9 Zo er wijnlezers tot u gekomen waren, zouden zij niet een nalezing hebben overgelaten? Zo er dieven bij nacht gekomen waren, zouden zij niet verdorven hebben zoveel hun genoeg ware?

10 Maar Ik heb Ezau ontbloot, Ik heb zijn verborgene plaatsen ontdekt, dat hij zich niet zal kunnen versteken; zijn zaad is verstoord, ook zijn broeders, en zijn naburen, en hij is er niet meer.

11 Laat uw wezen achter, en Ik zal hen in het leven behouden, en laat uw weduwen op Mij vertrouwen.

12 Want zo zegt de HEERE: Ziet, degenen, welker oordeel het niet is den beker te drinken, zullen ganselijk drinken; en zoudt gij enigszins onschuldig gehouden worden? Gij zult niet onschuldig worden gehouden, maar gij zult ganselijk drinken.

13 Want Ik heb bij Mijzelven gezworen, spreekt de HEERE, dat Bozra worden zal tot een ontzetting, tot een smaadheid, tot een woestheid, en tot een vloek; en al haar steden zullen worden tot eeuwige woestheden.

14 Ik heb een gerucht gehoord van den HEERE, en er is een gezant geschikt onder de heidenen, om te zeggen: Vergadert u, en komt aan tegen haar, en maakt u op ten strijde.

15 Want zie, Ik heb u klein gemaakt onder de heidenen, veracht onder de mensen.

16 Uw schrikkelijkheid heeft u bedrogen, en de trotsheid uws harten, gij, die woont in de kloven der steenrotsen, die u houdt op de hoogte der heuvelen!

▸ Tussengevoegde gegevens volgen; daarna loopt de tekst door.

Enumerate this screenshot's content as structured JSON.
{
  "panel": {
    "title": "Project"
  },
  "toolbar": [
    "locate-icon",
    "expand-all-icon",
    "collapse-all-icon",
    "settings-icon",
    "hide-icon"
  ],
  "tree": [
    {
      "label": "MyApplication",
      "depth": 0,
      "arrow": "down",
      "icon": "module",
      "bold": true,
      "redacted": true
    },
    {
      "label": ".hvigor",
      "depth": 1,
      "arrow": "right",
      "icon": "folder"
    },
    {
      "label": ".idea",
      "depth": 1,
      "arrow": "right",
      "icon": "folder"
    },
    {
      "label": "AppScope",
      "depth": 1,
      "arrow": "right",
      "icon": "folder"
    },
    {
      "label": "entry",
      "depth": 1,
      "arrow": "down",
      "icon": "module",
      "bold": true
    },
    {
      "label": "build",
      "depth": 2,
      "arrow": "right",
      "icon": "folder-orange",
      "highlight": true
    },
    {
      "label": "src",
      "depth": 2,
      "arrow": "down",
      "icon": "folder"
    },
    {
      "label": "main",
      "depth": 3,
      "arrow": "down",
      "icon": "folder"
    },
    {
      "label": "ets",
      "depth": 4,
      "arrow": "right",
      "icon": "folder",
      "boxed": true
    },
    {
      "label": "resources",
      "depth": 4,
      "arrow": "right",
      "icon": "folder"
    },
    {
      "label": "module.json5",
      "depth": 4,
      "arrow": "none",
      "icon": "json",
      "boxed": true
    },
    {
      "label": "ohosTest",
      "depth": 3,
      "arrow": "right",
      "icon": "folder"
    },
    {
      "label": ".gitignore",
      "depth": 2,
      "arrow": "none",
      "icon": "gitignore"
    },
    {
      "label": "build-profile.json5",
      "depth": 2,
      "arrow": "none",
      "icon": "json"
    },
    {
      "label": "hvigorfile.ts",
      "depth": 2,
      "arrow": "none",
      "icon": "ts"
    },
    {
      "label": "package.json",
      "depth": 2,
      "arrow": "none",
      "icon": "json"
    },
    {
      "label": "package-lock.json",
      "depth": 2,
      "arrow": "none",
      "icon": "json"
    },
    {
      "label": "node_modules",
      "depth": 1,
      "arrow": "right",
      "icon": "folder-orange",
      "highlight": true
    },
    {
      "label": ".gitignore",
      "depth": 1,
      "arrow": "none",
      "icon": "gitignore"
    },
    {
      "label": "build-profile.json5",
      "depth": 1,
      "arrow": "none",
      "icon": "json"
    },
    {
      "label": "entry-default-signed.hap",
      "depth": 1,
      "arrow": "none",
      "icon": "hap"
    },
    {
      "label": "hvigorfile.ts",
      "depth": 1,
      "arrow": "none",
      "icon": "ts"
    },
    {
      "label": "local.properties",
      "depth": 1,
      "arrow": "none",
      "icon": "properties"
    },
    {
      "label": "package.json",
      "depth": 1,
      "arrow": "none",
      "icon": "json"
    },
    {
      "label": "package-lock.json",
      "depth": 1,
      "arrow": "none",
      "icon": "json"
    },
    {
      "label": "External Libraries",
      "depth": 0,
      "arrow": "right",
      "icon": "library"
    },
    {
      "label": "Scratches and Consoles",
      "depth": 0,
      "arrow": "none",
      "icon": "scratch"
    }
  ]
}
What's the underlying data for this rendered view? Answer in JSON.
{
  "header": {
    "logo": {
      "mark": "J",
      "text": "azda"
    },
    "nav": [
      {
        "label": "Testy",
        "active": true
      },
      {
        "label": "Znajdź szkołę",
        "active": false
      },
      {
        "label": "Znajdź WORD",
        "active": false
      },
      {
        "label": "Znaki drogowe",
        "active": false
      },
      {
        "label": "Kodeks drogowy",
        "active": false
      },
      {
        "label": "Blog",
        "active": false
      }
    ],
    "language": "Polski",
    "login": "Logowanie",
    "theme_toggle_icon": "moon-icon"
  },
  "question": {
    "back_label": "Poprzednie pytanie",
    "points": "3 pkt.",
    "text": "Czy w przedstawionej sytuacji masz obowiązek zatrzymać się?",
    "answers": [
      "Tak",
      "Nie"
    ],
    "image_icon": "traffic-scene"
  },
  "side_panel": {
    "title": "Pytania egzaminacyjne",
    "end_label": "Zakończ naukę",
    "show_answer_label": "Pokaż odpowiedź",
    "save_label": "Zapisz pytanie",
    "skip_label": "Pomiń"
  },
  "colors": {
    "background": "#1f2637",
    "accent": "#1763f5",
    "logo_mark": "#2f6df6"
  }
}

Al zoudt gij uw nest zo hoog maken als de arend, zo zal Ik u van daar nederstoten, spreekt de HEERE.

17 Alzo zal Edom worden tot een ontzetting; al wie voorbij haar gaat, zal zich ontzetten, en fluiten over al haar plagen.

18 Gelijk de omkering van Sodom en Gomorra en haar naburen, zal het zijn, zegt de HEERE; niemand zal daar wonen, en geen mensenkind daarin verkeren.

19 Ziet, gelijk een leeuw van de verheffing der Jordaan, zal hij opkomen tegen de sterke woning; want Ik zal hem in een ogenblik daaruit doen lopen; en wie daartoe verkoren is, dien zal Ik tegen haar bestellen; want wie is Mij gelijk, en wie zou Mij dagvaarden, en wie is die herder, die voor Mijn aangezicht bestaan zou?

20 Daarom hoort des HEEREN raadslag, dien Hij over Edom heeft beraadslaagd, en Zijn gedachten, die Hij gedacht heeft over de inwoners van Theman: Zo de geringsten van de kudde hen niet zullen nedertrekken! Indien hij hunlieder woning niet boven hen zal verwoesten!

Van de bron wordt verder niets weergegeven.